PagerDuty was founded by three Amazon.com operations veterans to solve what at first seems like a simple problem: sending server alerts to the responsible person. PagerDuty’s “secret sauce” is that it not only aggregates notifications from several monitoring and alerting sources, but it can manage on-call rotation schedules to route those phone or SMS alerts to the right person.
It features out of the box integrations with Nagios, Zenoss, Pingdom, Splunk, Munin, Monit, Cloudkick (now part of Rackspace) and Keynote. PagerDuty integrates with the Networked Helpdesk API, and offers an API of its own for creating further integrations.
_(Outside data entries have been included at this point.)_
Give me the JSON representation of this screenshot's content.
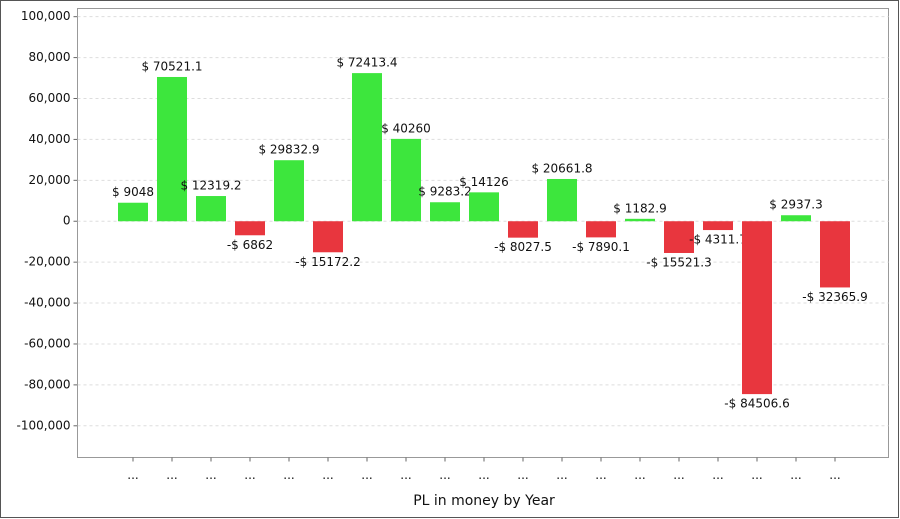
{
  "chart_data": {
    "type": "bar",
    "x_label": "PL in money by Year",
    "categories": [
      "...",
      "...",
      "...",
      "...",
      "...",
      "...",
      "...",
      "...",
      "...",
      "...",
      "...",
      "...",
      "...",
      "...",
      "...",
      "...",
      "...",
      "...",
      "..."
    ],
    "values": [
      9048,
      70521.1,
      12319.2,
      -6862,
      29832.9,
      -15172.2,
      72413.4,
      40260,
      9283.2,
      14126,
      -8027.5,
      20661.8,
      -7890.1,
      1182.9,
      -15521.3,
      -4311.7,
      -84506.6,
      2937.3,
      -32365.9
    ],
    "value_labels": [
      "$ 9048",
      "$ 70521.1",
      "$ 12319.2",
      "-$ 6862",
      "$ 29832.9",
      "-$ 15172.2",
      "$ 72413.4",
      "$ 40260",
      "$ 9283.2",
      "$ 14126",
      "-$ 8027.5",
      "$ 20661.8",
      "-$ 7890.1",
      "$ 1182.9",
      "-$ 15521.3",
      "-$ 4311.7",
      "-$ 84506.6",
      "$ 2937.3",
      "-$ 32365.9"
    ],
    "color_positive": "#3de63d",
    "color_negative": "#e8363e",
    "ylim": [
      -115500,
      104000
    ],
    "yticks": [
      {
        "value": 100000,
        "label": "100,000"
      },
      {
        "value": 80000,
        "label": "80,000"
      },
      {
        "value": 60000,
        "label": "60,000"
      },
      {
        "value": 40000,
        "label": "40,000"
      },
      {
        "value": 20000,
        "label": "20,000"
      },
      0,
      {
        "value": -20000,
        "label": "-20,000"
      },
      {
        "value": -40000,
        "label": "-40,000"
      },
      {
        "value": -60000,
        "label": "-60,000"
      },
      {
        "value": -80000,
        "label": "-80,000"
      },
      {
        "value": -100000,
        "label": "-100,000"
      }
    ],
    "grid": true
  }
}
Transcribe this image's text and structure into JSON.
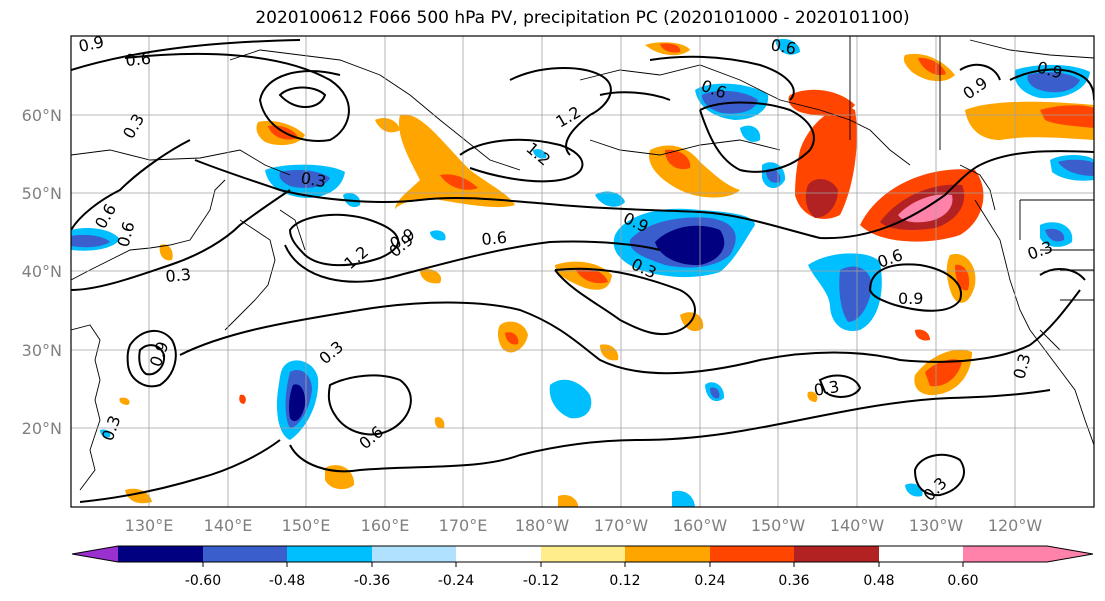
{
  "title": "2020100612 F066 500 hPa PV, precipitation PC (2020101000 - 2020101100)",
  "map": {
    "lat_labels": [
      "60°N",
      "50°N",
      "40°N",
      "30°N",
      "20°N"
    ],
    "lon_labels": [
      "130°E",
      "140°E",
      "150°E",
      "160°E",
      "170°E",
      "180°W",
      "170°W",
      "160°W",
      "150°W",
      "140°W",
      "130°W",
      "120°W"
    ],
    "contour_labels": [
      "0.9",
      "0.6",
      "0.3",
      "0.3",
      "1.2",
      "1.2",
      "0.6",
      "0.9",
      "0.6",
      "0.3",
      "0.9",
      "0.6",
      "0.6",
      "0.3",
      "0.9",
      "1.2",
      "0.9",
      "0.6",
      "0.3",
      "0.6",
      "0.9",
      "0.3",
      "0.6",
      "0.3",
      "0.3",
      "0.3",
      "0.9",
      "0.9",
      "0.3"
    ]
  },
  "colorbar": {
    "ticks": [
      "-0.60",
      "-0.48",
      "-0.36",
      "-0.24",
      "-0.12",
      "0.12",
      "0.24",
      "0.36",
      "0.48",
      "0.60"
    ],
    "colors": [
      "#9b30d0",
      "#000080",
      "#3a5fcd",
      "#00bfff",
      "#b0e2ff",
      "#ffffff",
      "#ffec8b",
      "#ffa500",
      "#ff4500",
      "#b22222",
      "#ff82ab"
    ]
  }
}
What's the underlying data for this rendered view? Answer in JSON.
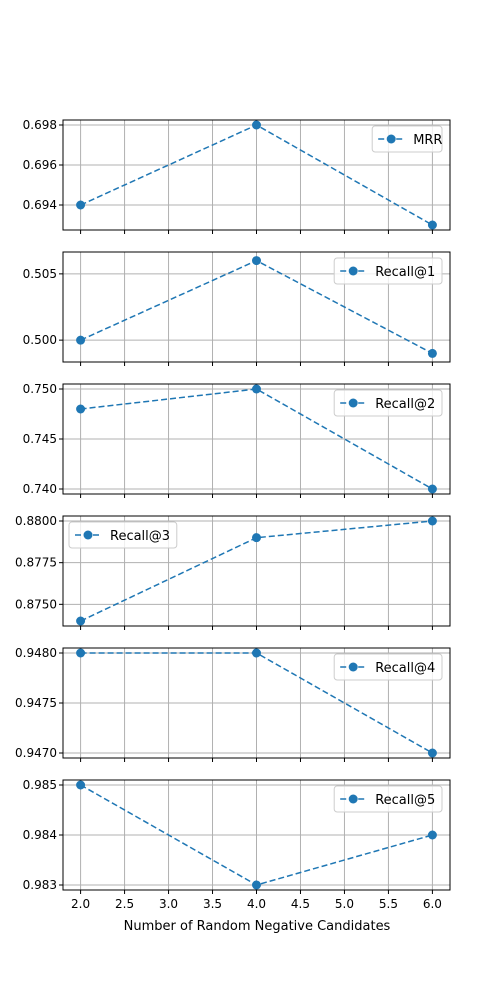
{
  "chart_data": {
    "type": "line",
    "xlabel": "Number of Random Negative Candidates",
    "x": [
      2,
      4,
      6
    ],
    "xlim": [
      1.8,
      6.2
    ],
    "xticks": [
      2.0,
      2.5,
      3.0,
      3.5,
      4.0,
      4.5,
      5.0,
      5.5,
      6.0
    ],
    "xtick_labels": [
      "2.0",
      "2.5",
      "3.0",
      "3.5",
      "4.0",
      "4.5",
      "5.0",
      "5.5",
      "6.0"
    ],
    "grid": true,
    "color": "#1f77b4",
    "line_style": "dashed",
    "marker": "circle",
    "panels": [
      {
        "series": {
          "name": "MRR",
          "values": [
            0.694,
            0.698,
            0.693
          ]
        },
        "ylim": [
          0.69275,
          0.69825
        ],
        "yticks": [
          0.694,
          0.696,
          0.698
        ],
        "ytick_labels": [
          "0.694",
          "0.696",
          "0.698"
        ],
        "legend": "upper-right"
      },
      {
        "series": {
          "name": "Recall@1",
          "values": [
            0.5,
            0.506,
            0.499
          ]
        },
        "ylim": [
          0.49835,
          0.50665
        ],
        "yticks": [
          0.5,
          0.505
        ],
        "ytick_labels": [
          "0.500",
          "0.505"
        ],
        "legend": "upper-right"
      },
      {
        "series": {
          "name": "Recall@2",
          "values": [
            0.748,
            0.75,
            0.74
          ]
        },
        "ylim": [
          0.7395,
          0.7505
        ],
        "yticks": [
          0.74,
          0.745,
          0.75
        ],
        "ytick_labels": [
          "0.740",
          "0.745",
          "0.750"
        ],
        "legend": "upper-right"
      },
      {
        "series": {
          "name": "Recall@3",
          "values": [
            0.874,
            0.879,
            0.88
          ]
        },
        "ylim": [
          0.8737,
          0.8803
        ],
        "yticks": [
          0.875,
          0.8775,
          0.88
        ],
        "ytick_labels": [
          "0.8750",
          "0.8775",
          "0.8800"
        ],
        "legend": "upper-left"
      },
      {
        "series": {
          "name": "Recall@4",
          "values": [
            0.948,
            0.948,
            0.947
          ]
        },
        "ylim": [
          0.94695,
          0.94805
        ],
        "yticks": [
          0.947,
          0.9475,
          0.948
        ],
        "ytick_labels": [
          "0.9470",
          "0.9475",
          "0.9480"
        ],
        "legend": "upper-right"
      },
      {
        "series": {
          "name": "Recall@5",
          "values": [
            0.985,
            0.983,
            0.984
          ]
        },
        "ylim": [
          0.9829,
          0.9851
        ],
        "yticks": [
          0.983,
          0.984,
          0.985
        ],
        "ytick_labels": [
          "0.983",
          "0.984",
          "0.985"
        ],
        "legend": "upper-right"
      }
    ]
  }
}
The software de-duplicates alerts, so if a problem is affecting 200 servers, only one alert is sent to the person on-call to notify them that there were 200 incidents.
PagerDuty’s David Hayes says the software assigns each alert to a sequence of people – only one at a time. If the first person does not acknowledge the alert from PagerDuty within a certain amount of time, the case is escalated to another person until someone responds. PagerDuty doesn’t do group alerts, that way a person receiving a particular alert knows that it is their responsibility to either act or not act on a particular alert.
The company was founded in 2009 by Amazon.com Alex Solomon, Baskar Puvanathasan, Andrew Miklas, who all actually carried pagers at Amazon.com. In 2010 the company was accepted into YCombinator. The service is now used by some of the most well known DevOps shops around, including Etsy, Heroku, Netflix and Opscode.